The rest of the afternoon would be spent in the kitchen, peering over her shoulder as she washed, chopped, and prepared the vegetables my father had planted months ago. She was the sous chef at a private French restaurant, a snotty one with a horribly conservative head chef and chickens that ran around inside the kitchen. Half of what my father ordered for the growing season revolved around my mother and the new recipes that she wanted to try, ones she stole from her boss and others that she concocted on her own.

I was always in awe of what she created, the sauces and salads and desserts that she developed with seemingly little effort. She inherently understood how to balance the various elements of a dish, a skill that most individuals went to culinary school to develop. Each elaborate meal came out better and more inventive than the last. But there was always one thing that I looked forward to the most, that my body instinctively craved at the beginning of the summer. 

Sliced thickly, slimy with olive oil, and garnished with flakey sea salt, I was obsessed with grilled zucchini. My mother would make it in large batches from the plants that sprouted endlessly in our backyard. She’d toss the slices in pepper, salt, and oil in a massive metal bowl, place piece after piece on the grill, and let them rest on the grates until they were charred.

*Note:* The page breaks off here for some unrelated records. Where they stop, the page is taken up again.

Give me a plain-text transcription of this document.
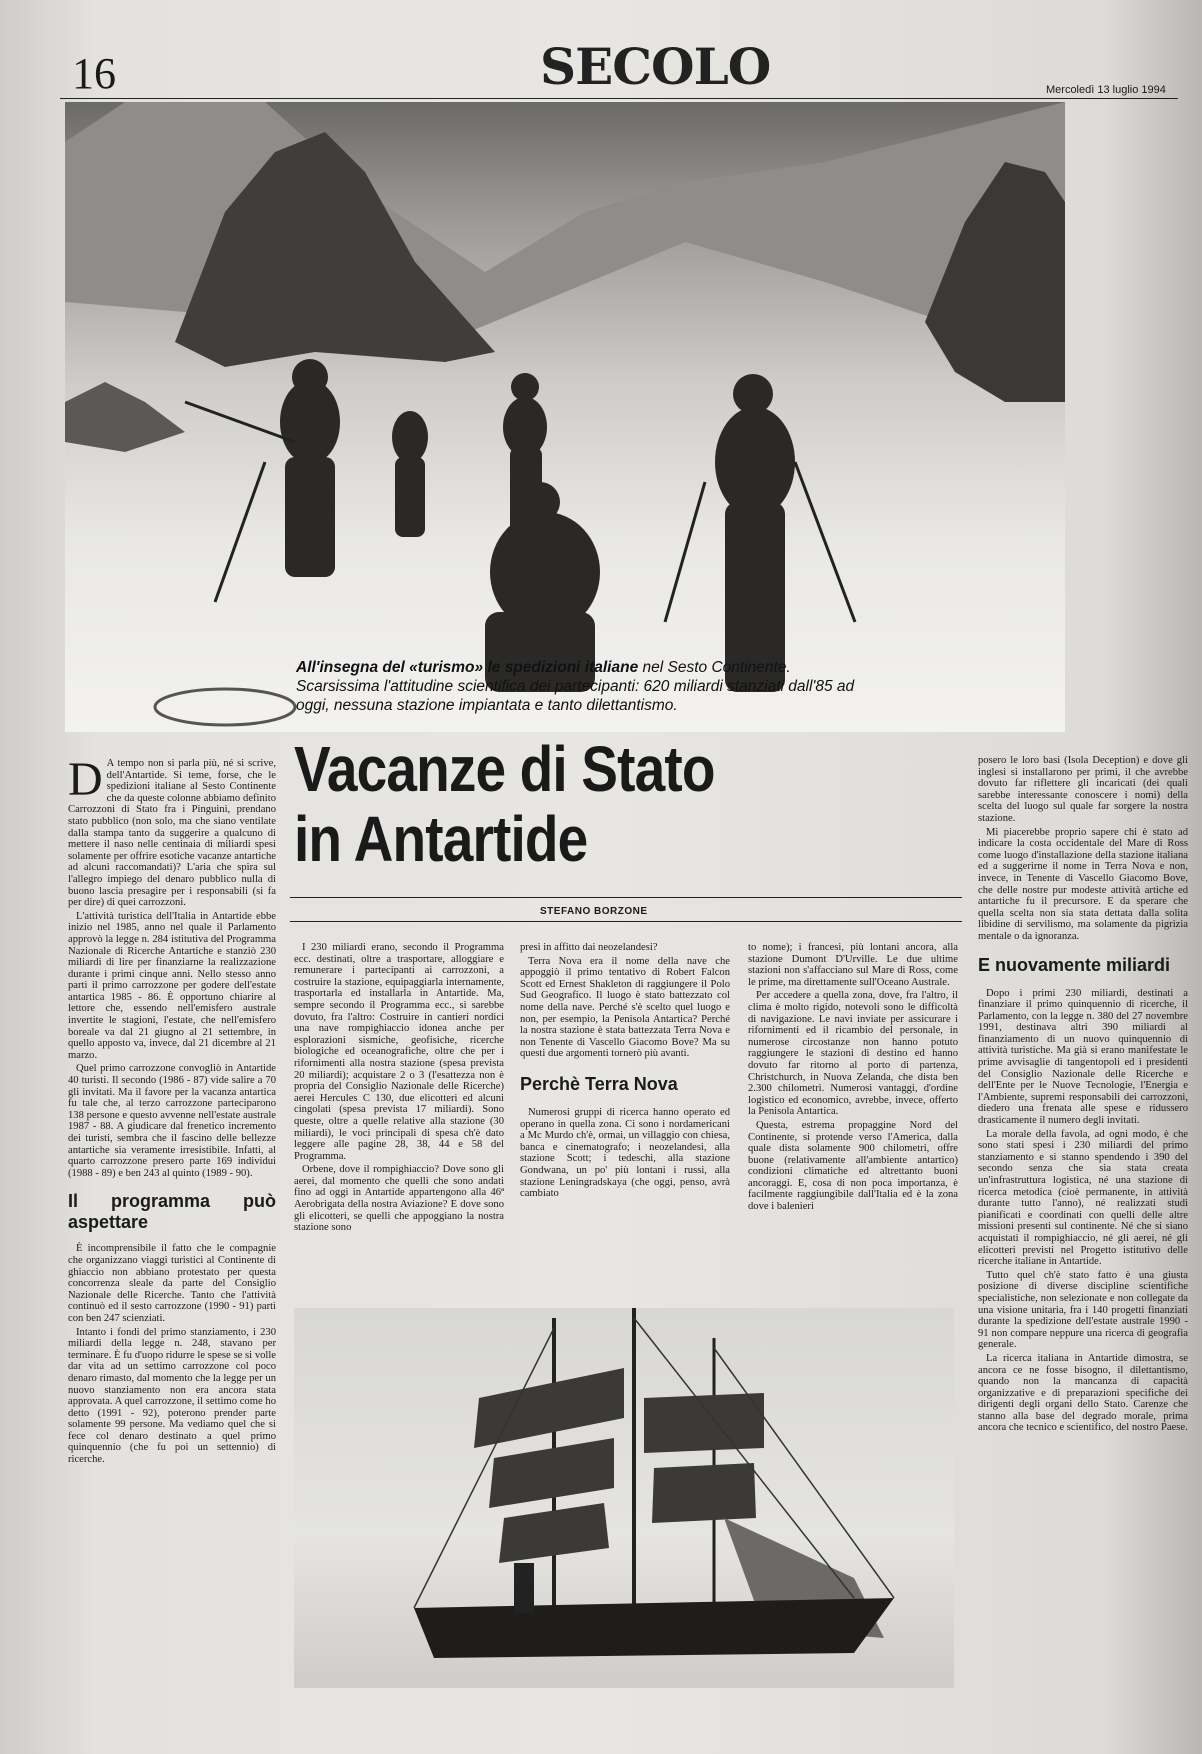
16	SECOLO	Mercoledì 13 luglio 1994
All'insegna del «turismo» le spedizioni italiane nel Sesto Continente. Scarsissima l'attitudine scientifica dei partecipanti: 620 miliardi stanziati dall'85 ad oggi, nessuna stazione impiantata e tanto dilettantismo.
Vacanze di Stato
in Antartide
STEFANO BORZONE
D A tempo non si parla più, né si scrive, dell'Antartide. Si teme, forse, che le spedizioni italiane al Sesto Continente che da queste colonne abbiamo definito Carrozzoni di Stato fra i Pinguini, prendano stato pubblico (non solo, ma che siano ventilate dalla stampa tanto da suggerire a qualcuno di mettere il naso nelle centinaia di miliardi spesi solamente per offrire esotiche vacanze antartiche ad alcuni raccomandati)? L'aria che spira sul l'allegro impiego del denaro pubblico nulla di buono lascia presagire per i responsabili (si fa per dire) di quei carrozzoni.

L'attività turistica dell'Italia in Antartide ebbe inizio nel 1985, anno nel quale il Parlamento approvò la legge n. 284 istitutiva del Programma Nazionale di Ricerche Antartiche e stanziò 230 miliardi di lire per finanziarne la realizzazione durante i primi cinque anni. Nello stesso anno partì il primo carrozzone per godere dell'estate antartica 1985 - 86. È opportuno chiarire al lettore che, essendo nell'emisfero australe invertite le stagioni, l'estate, che nell'emisfero boreale va dal 21 giugno al 21 settembre, in quello apposto va, invece, dal 21 dicembre al 21 marzo.

Quel primo carrozzone convogliò in Antartide 40 turisti. Il secondo (1986 - 87) vide salire a 70 gli invitati. Ma il favore per la vacanza antartica fu tale che, al terzo carrozzone parteciparono 138 persone e questo avvenne nell'estate australe 1987 - 88. A giudicare dal frenetico incremento dei turisti, sembra che il fascino delle bellezze antartiche sia veramente irresistibile. Infatti, al quarto carrozzone presero parte 169 individui (1988 - 89) e ben 243 al quinto (1989 - 90).

Il programma può aspettare

È incomprensibile il fatto che le compagnie che organizzano viaggi turistici al Continente di ghiaccio non abbiano protestato per questa concorrenza sleale da parte del Consiglio Nazionale delle Ricerche. Tanto che l'attività continuò ed il sesto carrozzone (1990 - 91) partì con ben 247 scienziati.

Intanto i fondi del primo stanziamento, i 230 miliardi della legge n. 248, stavano per terminare. È fu d'uopo ridurre le spese se si volle dar vita ad un settimo carrozzone col poco denaro rimasto, dal momento che la legge per un nuovo stanziamento non era ancora stata approvata. A quel carrozzone, il settimo come ho detto (1991 - 92), poterono prender parte solamente 99 persone. Ma vediamo quel che si fece col denaro destinato a quel primo quinquennio (che fu poi un settennio) di ricerche.

I 230 miliardi erano, secondo il Programma ecc. destinati, oltre a trasportare, alloggiare e remunerare i partecipanti ai carrozzoni, a costruire la stazione, equipaggiarla internamente, trasportarla ed installarla in Antartide. Ma, sempre secondo il Programma ecc., si sarebbe dovuto, fra l'altro: Costruire in cantieri nordici una nave rompighiaccio idonea anche per esplorazioni sismiche, geofisiche, ricerche biologiche ed oceanografiche, oltre che per i rifornimenti alla nostra stazione (spesa prevista 20 miliardi); acquistare 2 o 3 (l'esattezza non è propria del Consiglio Nazionale delle Ricerche) aerei Hercules C 130, due elicotteri ed alcuni cingolati (spesa prevista 17 miliardi). Sono queste, oltre a quelle relative alla stazione (30 miliardi), le voci principali di spesa ch'è dato leggere alle pagine 28, 38, 44 e 58 del Programma.

Orbene, dove il rompighiaccio? Dove sono gli aerei, dal momento che quelli che sono andati fino ad oggi in Antartide appartengono alla 46ª Aerobrigata della nostra Aviazione? E dove sono gli elicotteri, se quelli che appoggiano la nostra stazione sono

presi in affitto dai neozelandesi?

Terra Nova era il nome della nave che appoggiò il primo tentativo di Robert Falcon Scott ed Ernest Shakleton di raggiungere il Polo Sud Geografico. Il luogo è stato battezzato col nome della nave. Perché s'è scelto quel luogo e non, per esempio, la Penisola Antartica? Perché la nostra stazione è stata battezzata Terra Nova e non Tenente di Vascello Giacomo Bove? Ma su questi due argomenti tornerò più avanti.

Perchè Terra Nova

Numerosi gruppi di ricerca hanno operato ed operano in quella zona. Ci sono i nordamericani a Mc Murdo ch'è, ormai, un villaggio con chiesa, banca e cinematografo; i neozelandesi, alla stazione Scott; i tedeschi, alla stazione Gondwana, un po' più lontani i russi, alla stazione Leningradskaya (che oggi, penso, avrà cambiato

to nome); i francesi, più lontani ancora, alla stazione Dumont D'Urville. Le due ultime stazioni non s'affacciano sul Mare di Ross, come le prime, ma direttamente sull'Oceano Australe.

Per accedere a quella zona, dove, fra l'altro, il clima è molto rigido, notevoli sono le difficoltà di navigazione. Le navi inviate per assicurare i rifornimenti ed il ricambio del personale, in numerose circostanze non hanno potuto raggiungere le stazioni di destino ed hanno dovuto far ritorno al porto di partenza, Christchurch, in Nuova Zelanda, che dista ben 2.300 chilometri. Numerosi vantaggi, d'ordine logistico ed economico, avrebbe, invece, offerto la Penisola Antartica.

Questa, estrema propaggine Nord del Continente, si protende verso l'America, dalla quale dista solamente 900 chilometri, offre buone (relativamente all'ambiente antartico) condizioni climatiche ed altrettanto buoni ancoraggi. E, cosa di non poca importanza, è facilmente raggiungibile dall'Italia ed è la zona dove i balenieri

posero le loro basi (Isola Deception) e dove gli inglesi si installarono per primi, il che avrebbe dovuto far riflettere gli incaricati (dei quali sarebbe interessante conoscere i nomi) della scelta del luogo sul quale far sorgere la nostra stazione.

Mi piacerebbe proprio sapere chi è stato ad indicare la costa occidentale del Mare di Ross come luogo d'installazione della stazione italiana ed a suggerirne il nome in Terra Nova e non, invece, in Tenente di Vascello Giacomo Bove, che delle nostre pur modeste attività artiche ed antartiche fu il precursore. E da sperare che quella scelta non sia stata dettata dalla solita libidine di servilismo, ma solamente da pigrizia mentale o da ignoranza.

E nuovamente miliardi

Dopo i primi 230 miliardi, destinati a finanziare il primo quinquennio di ricerche, il Parlamento, con la legge n. 380 del 27 novembre 1991, destinava altri 390 miliardi al finanziamento di un nuovo quinquennio di attività turistiche. Ma già si erano manifestate le prime avvisaglie di tangentopoli ed i presidenti del Consiglio Nazionale delle Ricerche e dell'Ente per le Nuove Tecnologie, l'Energia e l'Ambiente, supremi responsabili dei carrozzoni, diedero una frenata alle spese e ridussero drasticamente il numero degli invitati.

La morale della favola, ad ogni modo, è che sono stati spesi i 230 miliardi del primo stanziamento e si stanno spendendo i 390 del secondo senza che sia stata creata un'infrastruttura logistica, né una stazione di ricerca metodica (cioè permanente, in attività durante tutto l'anno), né realizzati studi pianificati e coordinati con quelli delle altre missioni presenti sul continente. Né che si siano acquistati il rompighiaccio, né gli aerei, né gli elicotteri previsti nel Progetto istitutivo delle ricerche italiane in Antartide.

Tutto quel ch'è stato fatto è una giusta posizione di diverse discipline scientifiche specialistiche, non selezionate e non collegate da una visione unitaria, fra i 140 progetti finanziati durante la spedizione dell'estate australe 1990 - 91 non compare neppure una ricerca di geografia generale.

La ricerca italiana in Antartide dimostra, se ancora ce ne fosse bisogno, il dilettantismo, quando non la mancanza di capacità organizzative e di preparazioni specifiche dei dirigenti degli organi dello Stato. Carenze che stanno alla base del degrado morale, prima ancora che tecnico e scientifico, del nostro Paese.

While they cooked, she’d pull up a plastic lawn chair and sip a short glass of white wine while I kneeled in front of her on the brick patio, tearing weeds out from between the stones. After each slice finished cooking, she’d place it back in the metal bowl, and I’d swoop in to grab it before it had time to cool. I never needed utensils. I was perfectly content plucking the hot slices directly from the bowl and slurping them like a snake swallowing an egg whole. The best part was sucking my fingers of salt and oil after eating each piece.

In those moments, in the greenhouse with my father and by the grill with my mother, I was as much a plant as a girl, as closely related to a sizzling slice of zucchini as a human can get.